Flüchtlingsbischof Heße über Ostafrika: Es geht ums Überleben

Es fehlt an Nahrungsmitteln, Zugang zu medizinischer Versorgung und vor allem Zukunftsperspektiven. Der Alltag von Geflüchteten in Kenia ist ein ständiger Kampf.

Der Klimawandel, Terror, bewaffnete Konflikte und fehlende Perspektiven haben viele Menschen in Afrika aus ihrer Heimat vertrieben. Der Sonderbeauftragte der Deutschen Bischofskonferenz für Flüchtlingsfragen, Erzbischof Stefan Heße (57), hat Betroffene in Kenia besucht. Im Interview der Katholischen Nachrichten-Agentur (KNA) schildert er seine Eindrücke.

KNA: Sie sind gerade aus Kenia zurückgekehrt. Was ist der beeindruckendste Moment der Reise gewesen?

Erzbischof Stefan Heße: Am beeindruckendsten fand ich die Begegnung mit geflüchteten Menschen. Ihre Not war ebenso spürbar wie die große Dankbarkeit, dass Kenia sie aufgenommen hat und sie dort einigermaßen sicher leben können. Ich habe auch eine ganze Reihe von Christen getroffen, die einen tiefen Eindruck ihres Glaubens vermittelt und deutlich gemacht haben, wie wichtig in den Unwägbarkeiten von Flucht und Vertreibung für sie der Glaube ist. Er ist ihr Ankerpunkt.
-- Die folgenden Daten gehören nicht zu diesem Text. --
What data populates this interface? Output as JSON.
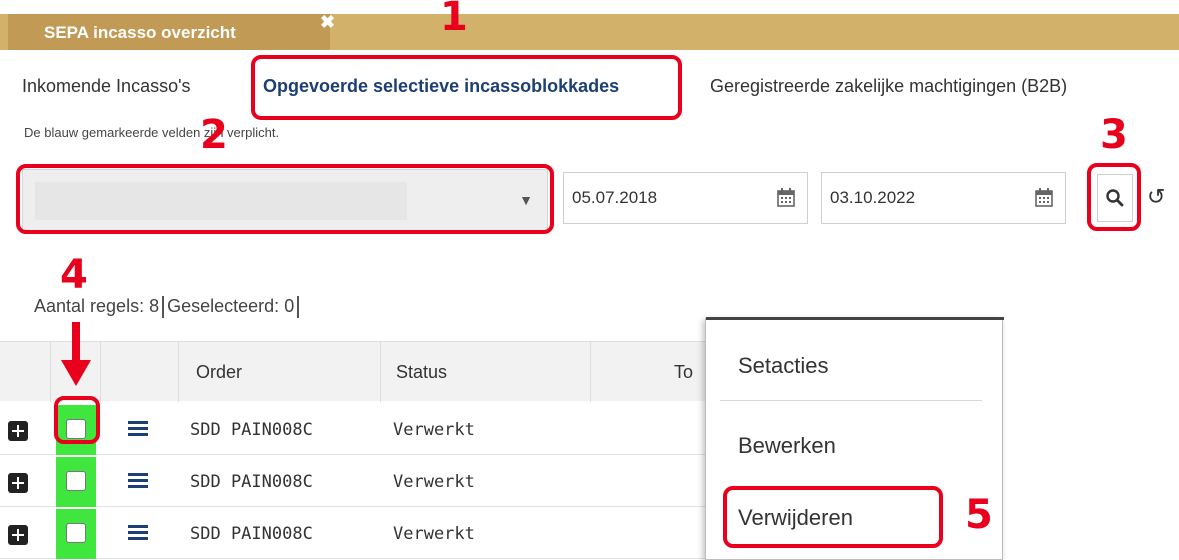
{
  "window": {
    "tab_title": "SEPA incasso overzicht",
    "close_glyph": "✖"
  },
  "subtabs": [
    {
      "label": "Inkomende Incasso's"
    },
    {
      "label": "Opgevoerde selectieve incassoblokkades"
    },
    {
      "label": "Geregistreerde zakelijke machtigingen (B2B)"
    }
  ],
  "hint": "De blauw gemarkeerde velden zijn verplicht.",
  "filters": {
    "account_select": {
      "value": "",
      "arrow_icon": "caret-down-icon"
    },
    "date_from": "05.07.2018",
    "date_to": "03.10.2022",
    "search_icon": "search-icon",
    "reset_icon": "reset-icon",
    "reset_glyph": "↺"
  },
  "summary": {
    "rows_label": "Aantal regels:",
    "rows_value": "8",
    "selected_label": "Geselecteerd:",
    "selected_value": "0"
  },
  "table": {
    "headers": [
      "Order",
      "Status",
      "To"
    ],
    "rows": [
      {
        "order": "SDD PAIN008C",
        "status": "Verwerkt"
      },
      {
        "order": "SDD PAIN008C",
        "status": "Verwerkt"
      },
      {
        "order": "SDD PAIN008C",
        "status": "Verwerkt"
      }
    ]
  },
  "context_menu": {
    "title": "Setacties",
    "items": [
      "Bewerken",
      "Verwijderen"
    ]
  },
  "annotations": [
    "1",
    "2",
    "3",
    "4",
    "5"
  ],
  "colors": {
    "topbar": "#d2b26a",
    "active_tab": "#c19a55",
    "annotation": "#e8001c",
    "checkbox_highlight": "#3ee63e",
    "link_blue": "#1d3f73"
  }
}
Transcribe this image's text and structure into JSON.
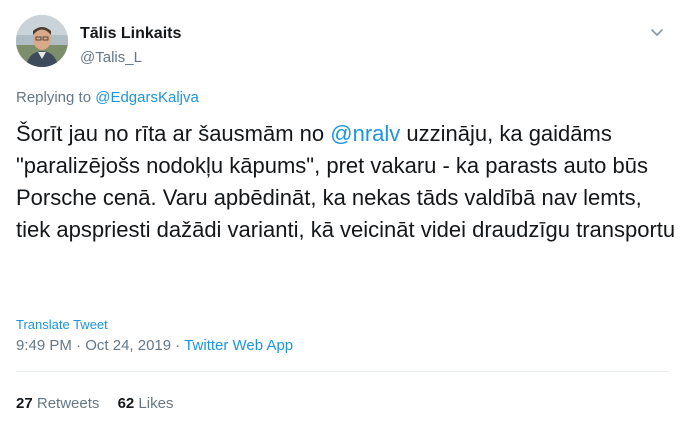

KNA: Warum sind die Menschen auf der Flucht?

Heße: Die Geflüchteten stammen aus unterschiedlichen Ländern: aus dem Südsudan, Somalia, der Demokratischen Republik Kongo, Burundi und Ruanda. Sie flüchten aus verschiedenen Gründen wie Krieg, Unsicherheit, andere sind politisch Verfolgte. Auch mussten Menschen aufgrund ihrer sexuellen Orientierung ihr Land verlassen, weil sie sich dort nicht mehr sicher fühlten. Klimatische Veränderungen gehören ebenfalls zu den Fluchtursachen.

KNA: Was fehlt in den Flüchtlingscamps?

Heße: Es geht vor allem um Ernährung. Im Flüchtlingscamp Kakuma mussten Lebensmittelmengen erheblich reduziert werden, weil die Mittel nicht ausreichen. Es geht ums Überleben. Weitere Aspekte sind Gesundheitsvorsorge und Bildung. Junge Menschen sind sehr dankbar, dass sie überhaupt etwas lernen können. Das gibt ihnen Würde für ihr Leben.

KNA: Eine solch fragile Situation bietet Terrororganisationen wie Al-Shabaab Nährboden. Welche Gefahr geht in Flüchtlingscamps von der Gruppe aus?

Heße: Wir konnten eines der Lager – Dabaab – nicht besuchen, weil dort die Sicherheitssituation als sehr kritisch eingestuft wurde. Es lässt sich nur mit Polizei und starken Sicherheitsvorkehrungen besuchen. Ansonsten wird Kenia als ein relativ stabiles Land eingeschätzt.

KNA: Kenia zählt offiziellen Angaben zufolge knapp 775.000 Flüchtlinge. Im Globalen Norden erhalten diese aber so gut wie keine Aufmerksamkeit. Wie lässt sich das ändern?

Heße: Als Flüchtlingsbeauftragter der Deutschen Bischofskonferenz reise ich einmal jährlich in verschiedene Regionen der Welt, um deutlich zu machen, dass es viele Hotspots von Flucht und Vertreibung gibt. In diesem Jahr wollten wir einen Akzent auf Ostafrika setzen. Alleine im Flüchtlingslager Kakuma geht es um rund 300.000 Menschen. Das ist eine riesige Stadt. Dazu kommt die örtliche Bevölkerung, die etwa halb so groß ist. In ganz Ostafrika gibt es fünf Millionen Flüchtlinge. Dazu kommen 18 Millionen Binnenvertriebene. Das verdient Aufmerksamkeit.

KNA: Was lässt sich von Geflüchteten lernen?

Heße: Geflüchtete sind oft sehr starke, resiliente Menschen mit einer starken Motivation. Sie können uns viel geben, wovon wir profitieren können. Darauf sollten wir uns auch vertrauensvoll einlassen.